The hymnal intro to ‘Horse drawn cart’ is Simon and Garfunkel’s ‘The sound of silence’ developing a partial vacuum and imploding in on itself. And with the titular final track, one can’t help but envisage the sinister cellos from Sergeant Pepper, hijacking a time machine and plotting a course for Eel Pie Island 2005. And at just under 7 minutes long, it never once outstays its welcome.
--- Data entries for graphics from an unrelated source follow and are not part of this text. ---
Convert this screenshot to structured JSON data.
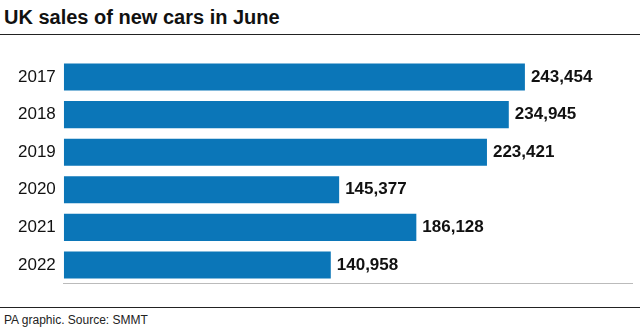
{
  "chart_data": {
    "type": "bar",
    "orientation": "horizontal",
    "title": "UK sales of new cars in June",
    "annotation": "PA graphic. Source: SMMT",
    "categories": [
      "2017",
      "2018",
      "2019",
      "2020",
      "2021",
      "2022"
    ],
    "values": [
      243454,
      234945,
      223421,
      145377,
      186128,
      140958
    ],
    "value_labels": [
      "243,454",
      "234,945",
      "223,421",
      "145,377",
      "186,128",
      "140,958"
    ],
    "color": "#0b76b8",
    "xlim": [
      0,
      300000
    ],
    "grid": false,
    "data_labels": true,
    "tick_labels": "y"
  }
}
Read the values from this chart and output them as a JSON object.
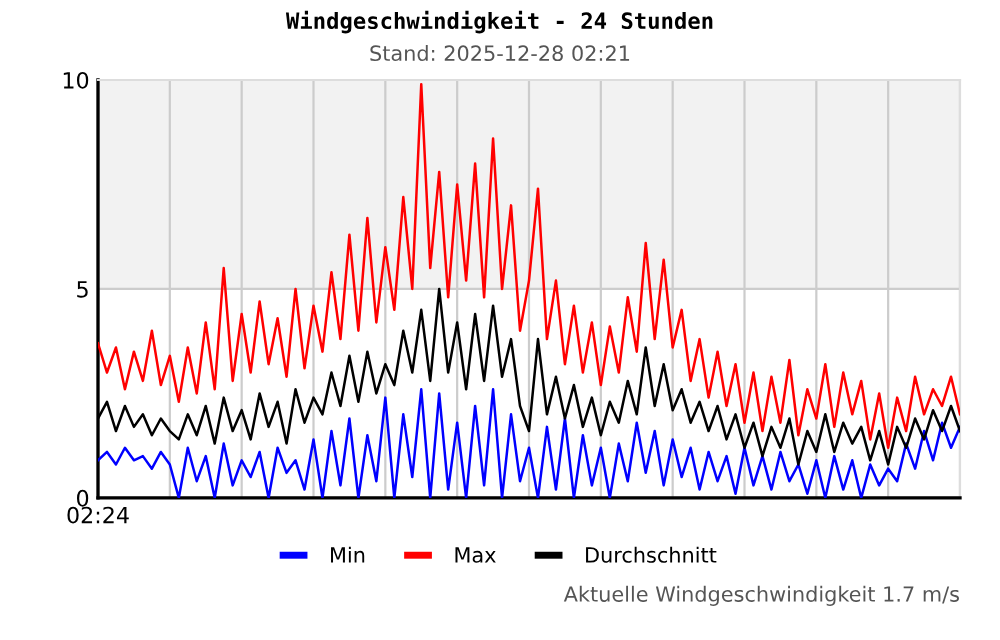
{
  "chart_data": {
    "type": "line",
    "title": "Windgeschwindigkeit - 24 Stunden",
    "subtitle": "Stand: 2025-12-28 02:21",
    "annotations": [
      "Aktuelle Windgeschwindigkeit 1.7 m/s"
    ],
    "categories": [
      "02:24",
      null,
      null,
      null,
      null,
      null,
      null,
      null,
      null,
      null,
      null,
      null,
      null,
      null,
      null,
      null,
      null,
      null,
      null,
      null,
      null,
      null,
      null,
      null,
      null,
      null,
      null,
      null,
      null,
      null,
      null,
      null,
      null,
      null,
      null,
      null,
      null,
      null,
      null,
      null,
      null,
      null,
      null,
      null,
      null,
      null,
      null,
      null,
      null,
      null,
      null,
      null,
      null,
      null,
      null,
      null,
      null,
      null,
      null,
      null,
      null,
      null,
      null,
      null,
      null,
      null,
      null,
      null,
      null,
      null,
      null,
      null,
      null,
      null,
      null,
      null,
      null,
      null,
      null,
      null,
      null,
      null,
      null,
      null,
      null,
      null,
      null,
      null,
      null,
      null,
      null,
      null,
      null,
      null,
      null,
      null,
      null
    ],
    "series": [
      {
        "name": "Min",
        "color": "#0000ff",
        "values": [
          0.9,
          1.1,
          0.8,
          1.2,
          0.9,
          1.0,
          0.7,
          1.1,
          0.8,
          0.0,
          1.2,
          0.4,
          1.0,
          0.0,
          1.3,
          0.3,
          0.9,
          0.5,
          1.1,
          0.0,
          1.2,
          0.6,
          0.9,
          0.2,
          1.4,
          0.0,
          1.6,
          0.3,
          1.9,
          0.0,
          1.5,
          0.4,
          2.4,
          0.0,
          2.0,
          0.5,
          2.6,
          0.0,
          2.5,
          0.2,
          1.8,
          0.0,
          2.2,
          0.3,
          2.6,
          0.0,
          2.0,
          0.4,
          1.2,
          0.0,
          1.7,
          0.2,
          1.9,
          0.0,
          1.5,
          0.3,
          1.2,
          0.0,
          1.3,
          0.4,
          1.8,
          0.6,
          1.6,
          0.3,
          1.4,
          0.5,
          1.2,
          0.2,
          1.1,
          0.4,
          1.0,
          0.1,
          1.2,
          0.3,
          1.0,
          0.2,
          1.1,
          0.4,
          0.8,
          0.1,
          0.9,
          0.0,
          1.0,
          0.2,
          0.9,
          0.0,
          0.8,
          0.3,
          0.7,
          0.4,
          1.3,
          0.7,
          1.6,
          0.9,
          1.8,
          1.2,
          1.7
        ]
      },
      {
        "name": "Max",
        "color": "#ff0000",
        "values": [
          3.7,
          3.0,
          3.6,
          2.6,
          3.5,
          2.8,
          4.0,
          2.7,
          3.4,
          2.3,
          3.6,
          2.5,
          4.2,
          2.6,
          5.5,
          2.8,
          4.4,
          3.0,
          4.7,
          3.2,
          4.3,
          2.9,
          5.0,
          3.1,
          4.6,
          3.5,
          5.4,
          3.8,
          6.3,
          4.0,
          6.7,
          4.2,
          6.0,
          4.5,
          7.2,
          5.0,
          9.9,
          5.5,
          7.8,
          4.8,
          7.5,
          5.2,
          8.0,
          4.8,
          8.6,
          5.0,
          7.0,
          4.0,
          5.2,
          7.4,
          3.8,
          5.2,
          3.2,
          4.6,
          3.0,
          4.2,
          2.7,
          4.1,
          3.0,
          4.8,
          3.5,
          6.1,
          3.8,
          5.7,
          3.6,
          4.5,
          2.8,
          3.8,
          2.4,
          3.5,
          2.2,
          3.2,
          1.8,
          3.0,
          1.6,
          2.9,
          1.8,
          3.3,
          1.5,
          2.6,
          1.9,
          3.2,
          1.7,
          3.0,
          2.0,
          2.8,
          1.4,
          2.5,
          1.2,
          2.4,
          1.6,
          2.9,
          2.0,
          2.6,
          2.2,
          2.9,
          2.0
        ]
      },
      {
        "name": "Durchschnitt",
        "color": "#000000",
        "values": [
          1.9,
          2.3,
          1.6,
          2.2,
          1.7,
          2.0,
          1.5,
          1.9,
          1.6,
          1.4,
          2.0,
          1.5,
          2.2,
          1.3,
          2.4,
          1.6,
          2.1,
          1.4,
          2.5,
          1.7,
          2.3,
          1.3,
          2.6,
          1.8,
          2.4,
          2.0,
          3.0,
          2.2,
          3.4,
          2.3,
          3.5,
          2.5,
          3.2,
          2.7,
          4.0,
          3.0,
          4.5,
          2.8,
          5.0,
          3.0,
          4.2,
          2.6,
          4.4,
          2.8,
          4.6,
          2.9,
          3.8,
          2.2,
          1.6,
          3.8,
          2.0,
          2.9,
          1.9,
          2.7,
          1.7,
          2.4,
          1.5,
          2.3,
          1.8,
          2.8,
          2.0,
          3.6,
          2.2,
          3.2,
          2.1,
          2.6,
          1.8,
          2.3,
          1.6,
          2.2,
          1.4,
          2.0,
          1.2,
          1.8,
          1.0,
          1.7,
          1.2,
          1.9,
          0.8,
          1.6,
          1.1,
          2.0,
          1.1,
          1.8,
          1.3,
          1.7,
          0.9,
          1.6,
          0.8,
          1.7,
          1.2,
          1.9,
          1.4,
          2.1,
          1.6,
          2.2,
          1.6
        ]
      }
    ],
    "ylim": [
      0,
      10
    ],
    "yticks": [
      0,
      5,
      10
    ],
    "bands": [
      {
        "axis": "y",
        "from": 5,
        "to": 10,
        "color": "#f2f2f2"
      }
    ],
    "grid": true,
    "legend": "bottom",
    "marker": "none",
    "line_style": "solid"
  }
}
The only disappointment is the aforementioned ‘Zoo Time’ as it is the only song on the album to justify the constant accusations of prog leveled at the group. With its Antediluvian instrumentation and lazy chorus of ‘Zoo Time!’ chanted ad nauseum, seemingly by ticketless Arthurian Knights trying to gatecrash a jousting, it simply doesn’t belong here.
As a whole, ‘Making Dens’ is a sprawling labyrinthine concoction that far outclasses the overhyped debut of one trick ponies, The Arctic Monkeys.
For the Arctic Monkeys theirs is a limited future as they can only mine their secondhand tales of townie antics for so long (possible song titles for album #4: ‘I went to my Uncle’s and he wasn’t in’ and future live favorite ‘When I got home, it were the wrong video!’)
But for Blaine Harrison and crew, the sky’s the limit. With their oddball leanings, unusual line up and magical way with a song, it’s hard not to be smitten with The Mystery Jets. With a few canny moves (a re-release of ‘Dennis’, surely) and the kind of blanket coverage afforded to lesser bands, 2006 should be theirs for the taking. And with Henry Harrison fast approaching pensionable age, best enjoy them in their current incarnation whilst you still can.